= Weapons Intelligence, Nonproliferation, and Arms Control Center =

The Weapons Intelligence Non Proliferation and Arms Control Center (WINPAC) is a United States Intelligence Community office that provides assessments to "all types of foreign weapons threats." Among its tasks, WINPAC analyzes intelligence related to dual-use technology and export controls.

WINPAC was created in 2001 in an effort to bring together experts on foreign weapons into one center. WINPAC was preceded by the Nonproliferation Center (NPC), a Central Intelligence Agency (CIA) office established in 1992 to improve support for non-proliferation policy. NPC was one of seven 'Centers' established in the 1990s to centralize expertise as a way to better analyse transnational threats.
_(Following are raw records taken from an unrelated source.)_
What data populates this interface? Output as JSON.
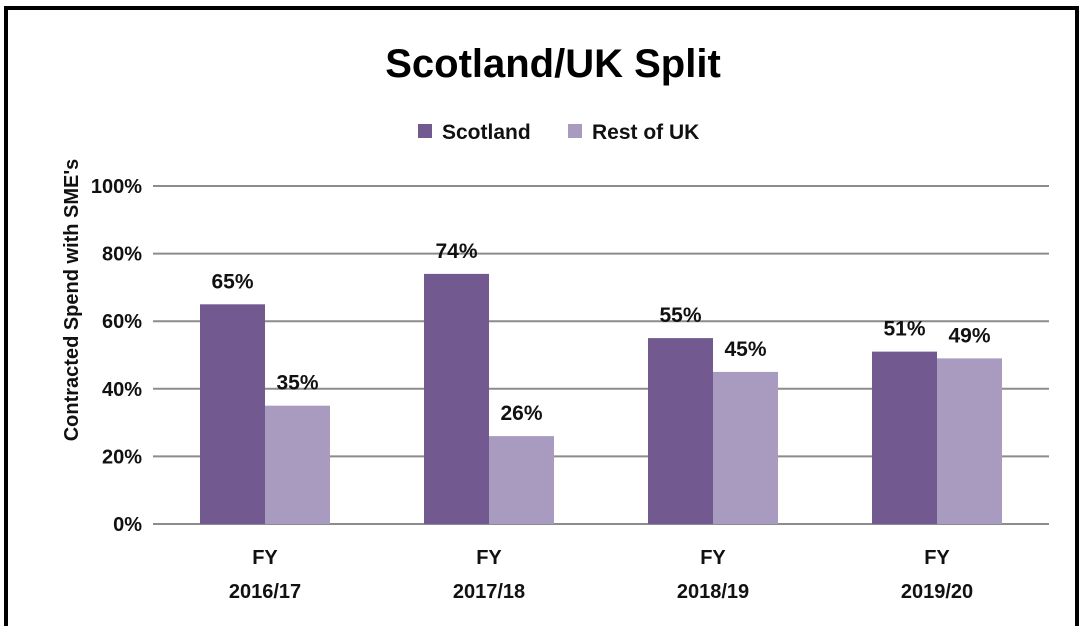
{
  "chart_data": {
    "type": "bar",
    "title": "Scotland/UK Split",
    "ylabel": "Contracted Spend with SME's",
    "xlabel": "",
    "categories": [
      [
        "FY",
        "2016/17"
      ],
      [
        "FY",
        "2017/18"
      ],
      [
        "FY",
        "2018/19"
      ],
      [
        "FY",
        "2019/20"
      ]
    ],
    "series": [
      {
        "name": "Scotland",
        "color": "#725a91",
        "values": [
          65,
          74,
          55,
          51
        ],
        "labels": [
          "65%",
          "74%",
          "55%",
          "51%"
        ]
      },
      {
        "name": "Rest of UK",
        "color": "#a99bc0",
        "values": [
          35,
          26,
          45,
          49
        ],
        "labels": [
          "35%",
          "26%",
          "45%",
          "49%"
        ]
      }
    ],
    "ylim": [
      0,
      100
    ],
    "yticks": [
      0,
      20,
      40,
      60,
      80,
      100
    ],
    "ytick_labels": [
      "0%",
      "20%",
      "40%",
      "60%",
      "80%",
      "100%"
    ],
    "grid": true,
    "legend_position": "top-center"
  }
}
In the first term of the George W. Bush administration, the head of WINPAC was Alan Foley. According to the authors of the book The Italian Letter, Foley addressed his WINPAC subordinates in December 2002 to tell them, "If the president wants to go to war, our job is to find the intelligence to allow him to do so."

==Sources==

- Jonathan Schwarz, blog post at A Tiny Revolution (on Foley).
- David Corn & Michael Isikoff, Hubris: The Inside Story of Spin, Scandal, and the Selling of the Iraq War (Crown, 2006).